Ambos se consideran guardianes del país y los llamados a liderar el proceso político, pero la verdad es que esos dos sectores, amigos antes en un golpe militar, ahora se enfrentan por algo tan simple como el poder. Allí no hay ni etnias, ni religiones de por medio. Ambos se acusan de algo que no dudo sea cierto: de haber cometido crímenes de guerra.
Ya van cientos de muertos y miles de heridos. La llamada comunidad internacional ya intervino, pero para evacuar a sus nacionales, como hizo recién empezaba el genocidio en Ruanda. No intervino durante el genocidio de Darfur, ni tampoco ante la orden de captura por la Corte Penal Internacional contra el presidente de Sudán, mucho menos lo hará ahora.

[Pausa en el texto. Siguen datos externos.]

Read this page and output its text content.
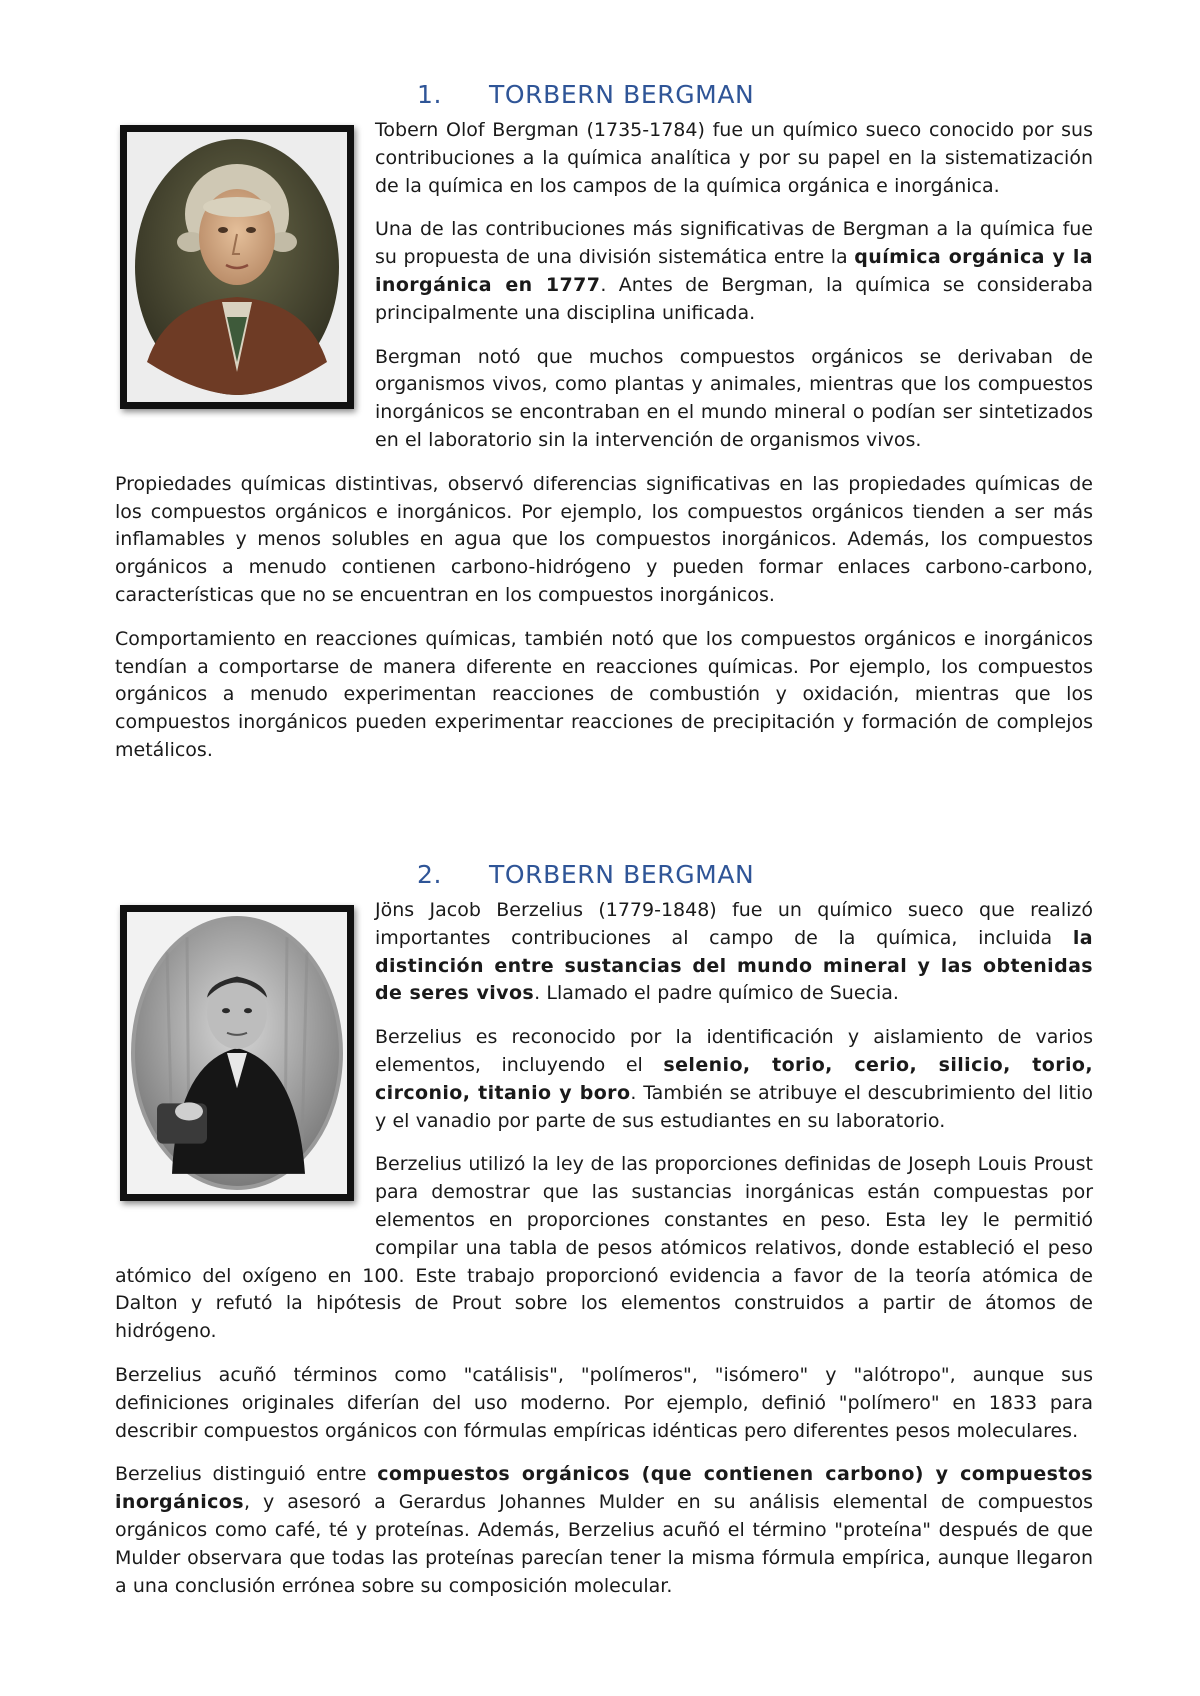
1. TORBERN BERGMAN

Tobern Olof Bergman (1735-1784) fue un químico sueco conocido por sus contribuciones a la química analítica y por su papel en la sistematización de la química en los campos de la química orgánica e inorgánica.

Una de las contribuciones más significativas de Bergman a la química fue su propuesta de una división sistemática entre la química orgánica y la inorgánica en 1777. Antes de Bergman, la química se consideraba principalmente una disciplina unificada.

Bergman notó que muchos compuestos orgánicos se derivaban de organismos vivos, como plantas y animales, mientras que los compuestos inorgánicos se encontraban en el mundo mineral o podían ser sintetizados en el laboratorio sin la intervención de organismos vivos.

Propiedades químicas distintivas, observó diferencias significativas en las propiedades químicas de los compuestos orgánicos e inorgánicos. Por ejemplo, los compuestos orgánicos tienden a ser más inflamables y menos solubles en agua que los compuestos inorgánicos. Además, los compuestos orgánicos a menudo contienen carbono-hidrógeno y pueden formar enlaces carbono-carbono, características que no se encuentran en los compuestos inorgánicos.

Comportamiento en reacciones químicas, también notó que los compuestos orgánicos e inorgánicos tendían a comportarse de manera diferente en reacciones químicas. Por ejemplo, los compuestos orgánicos a menudo experimentan reacciones de combustión y oxidación, mientras que los compuestos inorgánicos pueden experimentar reacciones de precipitación y formación de complejos metálicos.

2. TORBERN BERGMAN

Jöns Jacob Berzelius (1779-1848) fue un químico sueco que realizó importantes contribuciones al campo de la química, incluida la distinción entre sustancias del mundo mineral y las obtenidas de seres vivos. Llamado el padre químico de Suecia.

Berzelius es reconocido por la identificación y aislamiento de varios elementos, incluyendo el selenio, torio, cerio, silicio, torio, circonio, titanio y boro. También se atribuye el descubrimiento del litio y el vanadio por parte de sus estudiantes en su laboratorio.

Berzelius utilizó la ley de las proporciones definidas de Joseph Louis Proust para demostrar que las sustancias inorgánicas están compuestas por elementos en proporciones constantes en peso. Esta ley le permitió compilar una tabla de pesos atómicos relativos, donde estableció el peso atómico del oxígeno en 100. Este trabajo proporcionó evidencia a favor de la teoría atómica de Dalton y refutó la hipótesis de Prout sobre los elementos construidos a partir de átomos de hidrógeno.

Berzelius acuñó términos como "catálisis", "polímeros", "isómero" y "alótropo", aunque sus definiciones originales diferían del uso moderno. Por ejemplo, definió "polímero" en 1833 para describir compuestos orgánicos con fórmulas empíricas idénticas pero diferentes pesos moleculares.

Berzelius distinguió entre compuestos orgánicos (que contienen carbono) y compuestos inorgánicos, y asesoró a Gerardus Johannes Mulder en su análisis elemental de compuestos orgánicos como café, té y proteínas. Además, Berzelius acuñó el término "proteína" después de que Mulder observara que todas las proteínas parecían tener la misma fórmula empírica, aunque llegaron a una conclusión errónea sobre su composición molecular.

Hemeti y al-Burhan habían unido sus fuerzas para expulsar a los civiles del poder y ahora se enfrentan para quedarse con el poder total, en un país fracturado por su incapacidad de integrar sus regiones. Ni siquiera se ponen de acuerdo para un cese al fuego y siguen en combates. Lo cierto es que el genocidio de Darfur no se solucionará partiendo el país entre Darfur y el resto, como no se solucionó con partir el país en 2011.
Y la guerra actual no puede explicarse, ni mucho menos resolverse, desde el sutil encanto de lo étnico. Egipto y Emiratos Árabes Unidos podrían contribuir a la salida negociada, aunque creo que China tiene más poder. El que se adelantó en ofrecerse como mediador fue Turquía, el mismo que ha buscado ser negociador en la guerra de Ucrania, aunque dentro de casa y frente al conflicto con los kurdos no piense en la paz.

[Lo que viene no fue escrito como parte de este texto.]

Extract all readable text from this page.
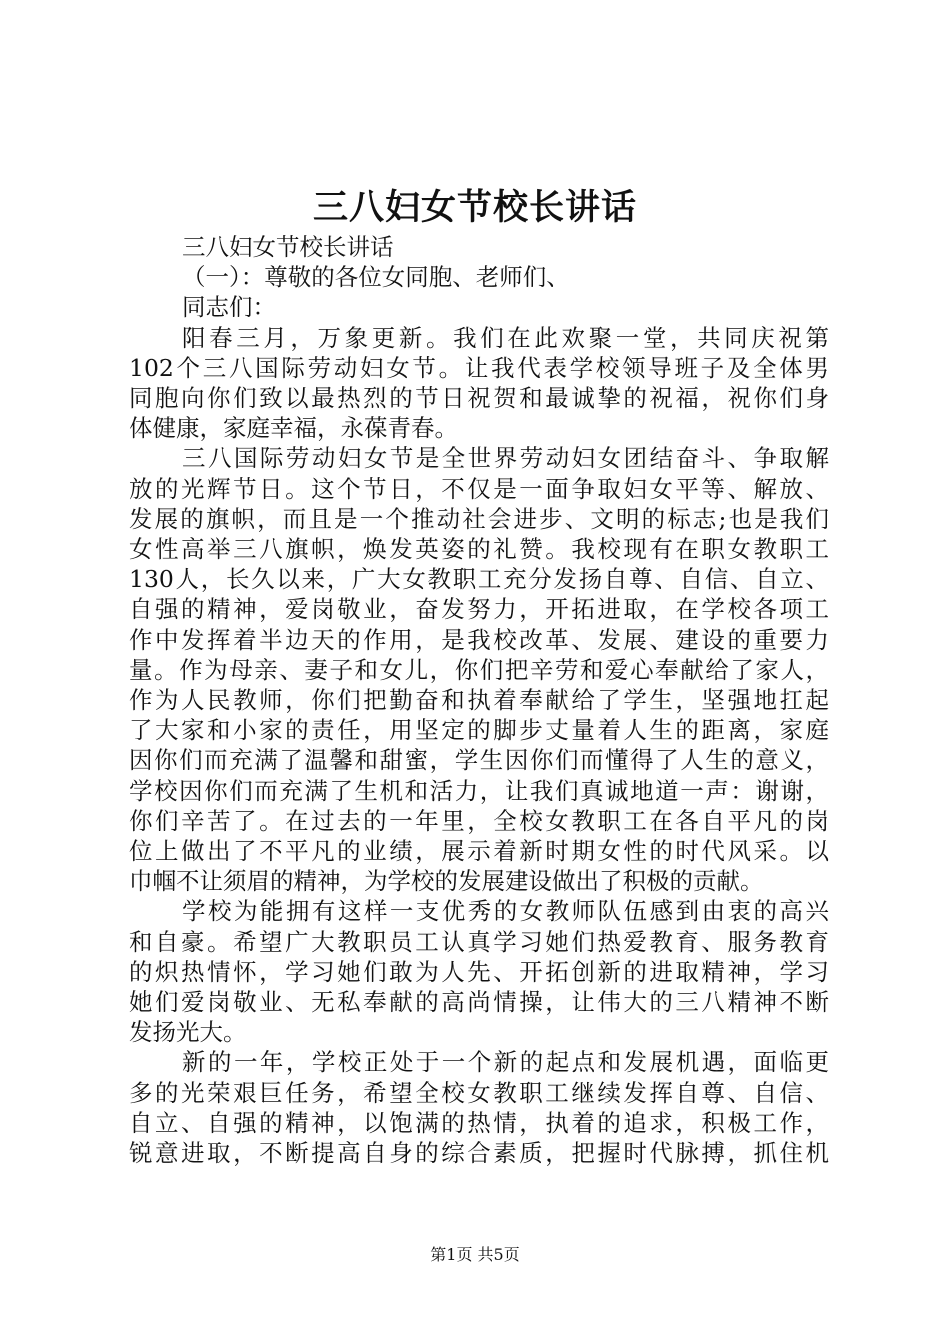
三八妇女节校长讲话

三八妇女节校长讲话

（一）：尊敬的各位女同胞、老师们、

同志们：

阳春三月，万象更新。我们在此欢聚一堂，共同庆祝第

102个三八国际劳动妇女节。让我代表学校领导班子及全体男

同胞向你们致以最热烈的节日祝贺和最诚挚的祝福，祝你们身

体健康，家庭幸福，永葆青春。

三八国际劳动妇女节是全世界劳动妇女团结奋斗、争取解

放的光辉节日。这个节日，不仅是一面争取妇女平等、解放、

发展的旗帜，而且是一个推动社会进步、文明的标志;也是我们

女性高举三八旗帜，焕发英姿的礼赞。我校现有在职女教职工

130人，长久以来，广大女教职工充分发扬自尊、自信、自立、

自强的精神，爱岗敬业，奋发努力，开拓进取，在学校各项工

作中发挥着半边天的作用，是我校改革、发展、建设的重要力

量。作为母亲、妻子和女儿，你们把辛劳和爱心奉献给了家人，

作为人民教师，你们把勤奋和执着奉献给了学生，坚强地扛起

了大家和小家的责任，用坚定的脚步丈量着人生的距离，家庭

因你们而充满了温馨和甜蜜，学生因你们而懂得了人生的意义，

学校因你们而充满了生机和活力，让我们真诚地道一声：谢谢，

你们辛苦了。在过去的一年里，全校女教职工在各自平凡的岗

位上做出了不平凡的业绩，展示着新时期女性的时代风采。以

巾帼不让须眉的精神，为学校的发展建设做出了积极的贡献。

学校为能拥有这样一支优秀的女教师队伍感到由衷的高兴

和自豪。希望广大教职员工认真学习她们热爱教育、服务教育

的炽热情怀，学习她们敢为人先、开拓创新的进取精神，学习

她们爱岗敬业、无私奉献的高尚情操，让伟大的三八精神不断

发扬光大。

新的一年，学校正处于一个新的起点和发展机遇，面临更

多的光荣艰巨任务，希望全校女教职工继续发挥自尊、自信、

自立、自强的精神，以饱满的热情，执着的追求，积极工作，

锐意进取，不断提高自身的综合素质，把握时代脉搏，抓住机

第1页 共5页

La comunidad internacional estará más pendiente de Ucrania que de Sudán, como estuvo más preocupada por la antigua Yugoslavia que por Somalia. Por el momento todo apunta a una cronificación del conflicto y un aumento de la crisis humanitaria que ya se vive en varias zonas del país. Solo empezarán a preocupar cuando, dolorosamente, esa guerra salpique a los vecinos. Y en ese momento, ya será demasiado tarde.
Una paz que tape otra guerra, un análisis que priorice lo étnico sobre lo político, un conflicto crónico descuidado, un centralismo exacerbado y una legalización de facto de paras, solo sirve para garantizar una desgracia.